Le bilan humain des inondations et glissements de terrain qui touchent le Népal depuis la fin du mois d'août 2026 ne cesse de s'alourdir : au 30 août au soir, les autorités recensaient au moins 903 morts et 2 502 disparus, auxquels s'ajoutent 16 morts et 546 disparus côté tibétain, en Chine.

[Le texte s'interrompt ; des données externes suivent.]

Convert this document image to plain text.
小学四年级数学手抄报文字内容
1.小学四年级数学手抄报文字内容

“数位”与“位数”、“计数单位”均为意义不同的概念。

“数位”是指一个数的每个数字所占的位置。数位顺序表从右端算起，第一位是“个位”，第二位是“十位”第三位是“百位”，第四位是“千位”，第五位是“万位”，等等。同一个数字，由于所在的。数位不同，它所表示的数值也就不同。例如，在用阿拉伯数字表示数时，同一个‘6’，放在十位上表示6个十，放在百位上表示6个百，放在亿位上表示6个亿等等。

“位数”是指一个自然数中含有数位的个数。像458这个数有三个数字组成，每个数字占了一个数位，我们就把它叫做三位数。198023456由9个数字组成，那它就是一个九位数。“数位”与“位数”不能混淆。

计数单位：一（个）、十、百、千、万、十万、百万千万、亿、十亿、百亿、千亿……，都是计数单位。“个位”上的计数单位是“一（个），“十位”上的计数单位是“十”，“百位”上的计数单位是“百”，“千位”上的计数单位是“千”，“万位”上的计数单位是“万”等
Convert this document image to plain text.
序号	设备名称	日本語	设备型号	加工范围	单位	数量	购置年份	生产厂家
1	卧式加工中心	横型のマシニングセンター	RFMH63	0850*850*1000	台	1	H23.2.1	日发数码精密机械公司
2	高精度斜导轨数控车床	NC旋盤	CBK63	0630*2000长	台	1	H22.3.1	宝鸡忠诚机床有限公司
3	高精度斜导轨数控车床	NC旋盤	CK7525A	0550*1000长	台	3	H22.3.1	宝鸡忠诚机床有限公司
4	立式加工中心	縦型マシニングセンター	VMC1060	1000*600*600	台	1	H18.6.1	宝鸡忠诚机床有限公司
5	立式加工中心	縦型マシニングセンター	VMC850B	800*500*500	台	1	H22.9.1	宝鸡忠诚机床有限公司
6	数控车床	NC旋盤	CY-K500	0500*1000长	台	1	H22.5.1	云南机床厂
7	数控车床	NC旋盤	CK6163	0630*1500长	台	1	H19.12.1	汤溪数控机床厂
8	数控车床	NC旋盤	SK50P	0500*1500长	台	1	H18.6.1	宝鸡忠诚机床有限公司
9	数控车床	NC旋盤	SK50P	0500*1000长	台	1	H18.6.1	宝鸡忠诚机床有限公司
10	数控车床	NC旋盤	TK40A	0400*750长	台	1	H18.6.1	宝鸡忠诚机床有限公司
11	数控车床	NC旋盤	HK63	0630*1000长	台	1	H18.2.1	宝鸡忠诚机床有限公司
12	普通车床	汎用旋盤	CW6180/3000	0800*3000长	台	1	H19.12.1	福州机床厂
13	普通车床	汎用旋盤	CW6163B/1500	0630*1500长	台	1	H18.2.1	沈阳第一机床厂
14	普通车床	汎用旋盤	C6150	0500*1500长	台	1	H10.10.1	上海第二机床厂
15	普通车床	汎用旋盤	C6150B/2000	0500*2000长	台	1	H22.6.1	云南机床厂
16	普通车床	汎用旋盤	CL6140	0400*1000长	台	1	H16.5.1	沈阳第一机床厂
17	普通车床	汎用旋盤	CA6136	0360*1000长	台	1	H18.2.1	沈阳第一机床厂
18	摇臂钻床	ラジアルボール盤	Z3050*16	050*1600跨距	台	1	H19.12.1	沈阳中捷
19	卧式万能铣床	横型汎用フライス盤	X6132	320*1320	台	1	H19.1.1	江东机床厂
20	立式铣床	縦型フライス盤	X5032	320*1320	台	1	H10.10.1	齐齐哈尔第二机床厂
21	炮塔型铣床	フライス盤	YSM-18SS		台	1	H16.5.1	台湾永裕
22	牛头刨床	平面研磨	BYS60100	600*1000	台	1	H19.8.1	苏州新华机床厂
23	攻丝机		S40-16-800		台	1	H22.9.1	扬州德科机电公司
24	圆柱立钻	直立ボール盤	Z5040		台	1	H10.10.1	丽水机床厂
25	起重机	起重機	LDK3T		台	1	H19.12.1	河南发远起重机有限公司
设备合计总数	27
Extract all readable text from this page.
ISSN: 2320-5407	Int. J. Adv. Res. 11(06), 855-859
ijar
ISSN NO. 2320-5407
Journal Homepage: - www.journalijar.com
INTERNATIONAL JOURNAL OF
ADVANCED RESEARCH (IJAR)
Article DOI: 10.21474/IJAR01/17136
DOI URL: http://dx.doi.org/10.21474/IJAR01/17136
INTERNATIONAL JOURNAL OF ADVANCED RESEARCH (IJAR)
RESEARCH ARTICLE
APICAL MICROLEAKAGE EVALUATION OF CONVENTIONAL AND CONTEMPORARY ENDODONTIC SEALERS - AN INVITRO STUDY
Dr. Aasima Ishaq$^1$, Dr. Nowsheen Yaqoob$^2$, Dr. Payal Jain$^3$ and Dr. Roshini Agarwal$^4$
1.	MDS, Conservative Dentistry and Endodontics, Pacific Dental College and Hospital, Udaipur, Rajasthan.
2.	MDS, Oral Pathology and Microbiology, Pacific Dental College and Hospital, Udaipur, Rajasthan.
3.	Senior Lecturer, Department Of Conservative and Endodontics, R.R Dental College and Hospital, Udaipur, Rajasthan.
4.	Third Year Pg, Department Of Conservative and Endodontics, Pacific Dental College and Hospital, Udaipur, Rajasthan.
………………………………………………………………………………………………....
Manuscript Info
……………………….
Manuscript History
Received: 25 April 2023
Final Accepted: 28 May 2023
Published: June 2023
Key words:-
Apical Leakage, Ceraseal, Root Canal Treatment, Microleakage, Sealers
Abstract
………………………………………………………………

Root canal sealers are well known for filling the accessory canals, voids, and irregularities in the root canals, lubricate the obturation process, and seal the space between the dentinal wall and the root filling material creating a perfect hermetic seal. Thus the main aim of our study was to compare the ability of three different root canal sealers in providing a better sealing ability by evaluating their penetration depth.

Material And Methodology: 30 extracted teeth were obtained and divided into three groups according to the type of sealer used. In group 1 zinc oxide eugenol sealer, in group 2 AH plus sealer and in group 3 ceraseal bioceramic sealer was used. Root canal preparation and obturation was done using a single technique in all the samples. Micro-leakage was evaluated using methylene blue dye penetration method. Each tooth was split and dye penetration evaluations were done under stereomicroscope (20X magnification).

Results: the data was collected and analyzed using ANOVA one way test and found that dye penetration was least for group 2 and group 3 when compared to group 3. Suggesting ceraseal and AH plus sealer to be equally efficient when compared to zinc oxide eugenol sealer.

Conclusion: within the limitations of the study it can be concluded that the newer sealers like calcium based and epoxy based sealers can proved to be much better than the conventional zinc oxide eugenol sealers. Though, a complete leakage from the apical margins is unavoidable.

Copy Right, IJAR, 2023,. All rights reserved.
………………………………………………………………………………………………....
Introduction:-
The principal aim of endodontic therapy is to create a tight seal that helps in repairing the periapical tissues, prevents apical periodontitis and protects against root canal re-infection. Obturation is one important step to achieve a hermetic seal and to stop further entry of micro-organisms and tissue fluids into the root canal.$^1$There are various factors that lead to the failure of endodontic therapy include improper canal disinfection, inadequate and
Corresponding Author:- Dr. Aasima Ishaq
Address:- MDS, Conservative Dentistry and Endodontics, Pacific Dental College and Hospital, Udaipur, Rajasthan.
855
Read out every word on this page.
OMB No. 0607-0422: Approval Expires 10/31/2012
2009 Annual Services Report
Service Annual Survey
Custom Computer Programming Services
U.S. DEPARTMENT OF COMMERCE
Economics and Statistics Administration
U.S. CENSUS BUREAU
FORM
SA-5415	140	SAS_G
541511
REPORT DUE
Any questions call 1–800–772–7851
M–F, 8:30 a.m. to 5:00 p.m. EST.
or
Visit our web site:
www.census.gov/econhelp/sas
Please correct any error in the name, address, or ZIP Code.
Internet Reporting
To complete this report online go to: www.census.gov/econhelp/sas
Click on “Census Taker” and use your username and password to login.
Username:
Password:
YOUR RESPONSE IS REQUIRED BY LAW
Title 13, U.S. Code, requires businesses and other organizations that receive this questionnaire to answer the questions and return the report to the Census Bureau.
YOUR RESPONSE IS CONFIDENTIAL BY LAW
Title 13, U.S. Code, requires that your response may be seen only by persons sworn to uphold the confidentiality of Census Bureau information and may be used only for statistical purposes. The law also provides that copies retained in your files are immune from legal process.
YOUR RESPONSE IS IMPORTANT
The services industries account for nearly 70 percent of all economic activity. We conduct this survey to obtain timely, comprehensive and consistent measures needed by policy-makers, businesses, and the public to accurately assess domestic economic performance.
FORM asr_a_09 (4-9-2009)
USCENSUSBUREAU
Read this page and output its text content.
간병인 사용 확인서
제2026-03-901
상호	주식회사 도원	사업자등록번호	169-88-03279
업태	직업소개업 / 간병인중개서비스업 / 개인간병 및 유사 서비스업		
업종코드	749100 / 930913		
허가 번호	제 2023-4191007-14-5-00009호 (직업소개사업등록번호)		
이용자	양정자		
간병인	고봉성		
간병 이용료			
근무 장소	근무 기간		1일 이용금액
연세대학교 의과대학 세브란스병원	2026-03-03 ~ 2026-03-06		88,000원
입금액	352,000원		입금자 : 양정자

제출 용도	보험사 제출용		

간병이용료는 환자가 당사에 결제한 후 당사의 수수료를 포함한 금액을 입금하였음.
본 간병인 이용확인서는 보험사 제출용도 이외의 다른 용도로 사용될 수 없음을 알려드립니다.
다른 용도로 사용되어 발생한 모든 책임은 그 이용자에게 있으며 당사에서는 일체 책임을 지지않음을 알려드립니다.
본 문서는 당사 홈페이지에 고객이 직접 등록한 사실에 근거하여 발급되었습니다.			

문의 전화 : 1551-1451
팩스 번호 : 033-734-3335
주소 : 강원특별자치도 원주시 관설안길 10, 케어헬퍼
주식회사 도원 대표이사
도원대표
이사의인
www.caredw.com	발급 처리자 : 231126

Parmi les personnes portées disparues figurent au moins 668 touristes étrangers, originaires de 34 pays — dont 178 Indiens, 65 Américains, 53 Ukrainiens et 51 Malaisiens. Le district de Rasuwa, l'un des plus touchés, a mobilisé l'armée népalaise pour des opérations d'évacuation, dont le sauvetage de 112 personnes.
La boue et les rochers ont englouti des villages entiers, détruisant maisons, ponts et routes. Les secours, ralentis par la destruction de nombreuses infrastructures et le risque de nouveaux glissements, s'appuient largement sur des hélicoptères pour atteindre les zones les plus isolées.
Loin du Népal, la diaspora se mobilise : à New York, des veillées et collectes de fonds ont réuni des communautés népalaises et africaines, unies par une expérience commune de la distance et de l'attente de nouvelles.
Cette catastrophe rappelle la vulnérabilité des régions himalayennes face aux événements climatiques extrêmes, dans un contexte de dérèglement qui intensifie la fréquence et la violence des moussons. Les infrastructures locales, déjà fragiles, peinent à absorber des précipitations de cette ampleur.
Pour les pays africains eux aussi exposés aux risques climatiques, la mobilisation transnationale observée autour du Népal illustre le rôle que peuvent jouer les diasporas dans la réponse aux catastrophes — un relais que plusieurs pays du continent cherchent aujourd'hui à structurer davantage.